In this paper, quantum entanglement, Bell nonlocality, and quantum steering are quantified by concurrence, Bell parameter, and critical radius, respectively. It is easy to show that after the correlated SGAD quantum channel, the initial state shown in Eq. (6) evolves to an X-type state (see more details in the section I of Supplementary Information). The concurrence of the X-type output state \(\varepsilon (\rho _{AB})\) can be expressed as⁵⁷

$$\begin{aligned} C=2\max \lbrace 0,c_{1}, c_{2}\rbrace , \end{aligned}$$

(10)

where \(c_{1}=|\varepsilon (\rho _{AB})_{14}|-\sqrt{\varepsilon (\rho _{AB})_{22}\varepsilon (\rho _{AB})_{33}}\), \(c_{2}=|\varepsilon (\rho _{AB})_{23}|-\sqrt{\varepsilon (\rho _{AB})_{11} \varepsilon (\rho _{AB})_{44}}\), \(\varepsilon (\rho _{AB})_{ij}\) is the matrix element of \(\varepsilon (\rho _{AB})\). And \(\varepsilon (\rho _{AB})\) is entangled if \(C >0\).

And the Bell nonlocality can be tested by violating the Bell Clauser–Horne–Shimony–Holt (Bell-CHSH) inequality^58,59,60. The Bell parameter of the X-type output state \(\varepsilon (\rho _{AB})\) can be expressed as

$$\begin{aligned} B=2 \max \left\{ \sqrt{b_{1}+b_{2}}, \sqrt{b_{1}+b_{3}}\right\} , \end{aligned}$$

(11)

where \(b_{1}=4(\left| \varepsilon (\rho _{AB})_{14}\right| +\left| \varepsilon (\rho _{AB})_{23}\right| )^{2}\), \(b_{2}\) \(=4(\left| \varepsilon (\rho _{AB})_{14}\right| -\left| \varepsilon (\rho _{AB})_{23}\right| )^{2}\), \(b_{3}=(\varepsilon (\rho _{AB})_{11}-\varepsilon (\rho _{AB})_{22}-\) \(\varepsilon (\rho _{AB})_{33}+\varepsilon (\rho _{AB})_{44})^{2}\). The state \(\varepsilon (\rho _{AB})\) is Bell nonlocal if \(B > 2\).

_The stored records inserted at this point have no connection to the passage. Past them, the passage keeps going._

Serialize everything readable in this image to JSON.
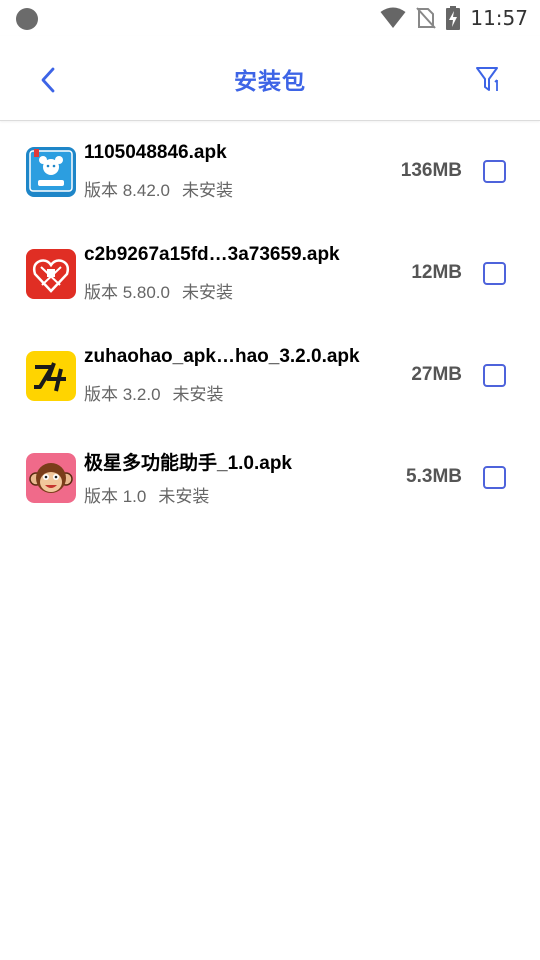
{
  "status_bar": {
    "time": "11:57"
  },
  "toolbar": {
    "title": "安装包"
  },
  "apps": [
    {
      "name": "1105048846.apk",
      "version": "版本 8.42.0",
      "status": "未安装",
      "size": "136MB",
      "icon": "migu-book-icon"
    },
    {
      "name": "c2b9267a15fd…3a73659.apk",
      "version": "版本 5.80.0",
      "status": "未安装",
      "size": "12MB",
      "icon": "pinduoduo-icon"
    },
    {
      "name": "zuhaohao_apk…hao_3.2.0.apk",
      "version": "版本 3.2.0",
      "status": "未安装",
      "size": "27MB",
      "icon": "zuhaohao-icon"
    },
    {
      "name": "极星多功能助手_1.0.apk",
      "version": "版本 1.0",
      "status": "未安装",
      "size": "5.3MB",
      "icon": "monkey-icon"
    }
  ],
  "colors": {
    "accent": "#3d64e6",
    "checkbox": "#4e63db"
  }
}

To capture the one-way steering, the steerability is quantified by the critical radius, which represents a necessary and sufficient steering criterion. The critical radius from Alice to Bob is defined as^61,62,63

$$\begin{aligned} R_{AB}=\max _{\eta }\lbrace \eta >0:\rho ^{\eta }_{AB} \ \text {is unsteerable} \rbrace , \end{aligned}$$

(12)

where \(\rho ^{\eta }=\eta \varepsilon (\rho _{AB})+(1-\eta ){\mathbb {I}}_{A}/2\otimes \rho _{B}\), \(\rho _B= \textrm{Tr}_{A}[\varepsilon (\rho _{AB})]\) denotes the reduced state of Bob. Geometrically, \(1- R_{AB}\) measures the distance from \(\varepsilon (\rho _{AB})\) to the surface of unsteerable or steerable states relatively to \(({\mathbb {I}}_{A} \otimes \rho _B)/2\)^61,62,63. The steering task from Alice to Bob is successful if \(R_{AB}<1\). Otherwise, the task fails if \(R_{A B}\ge 1\). Similarly, the steerability from Bob to Alice can be quantified by the critical radius \(R_{BA}\).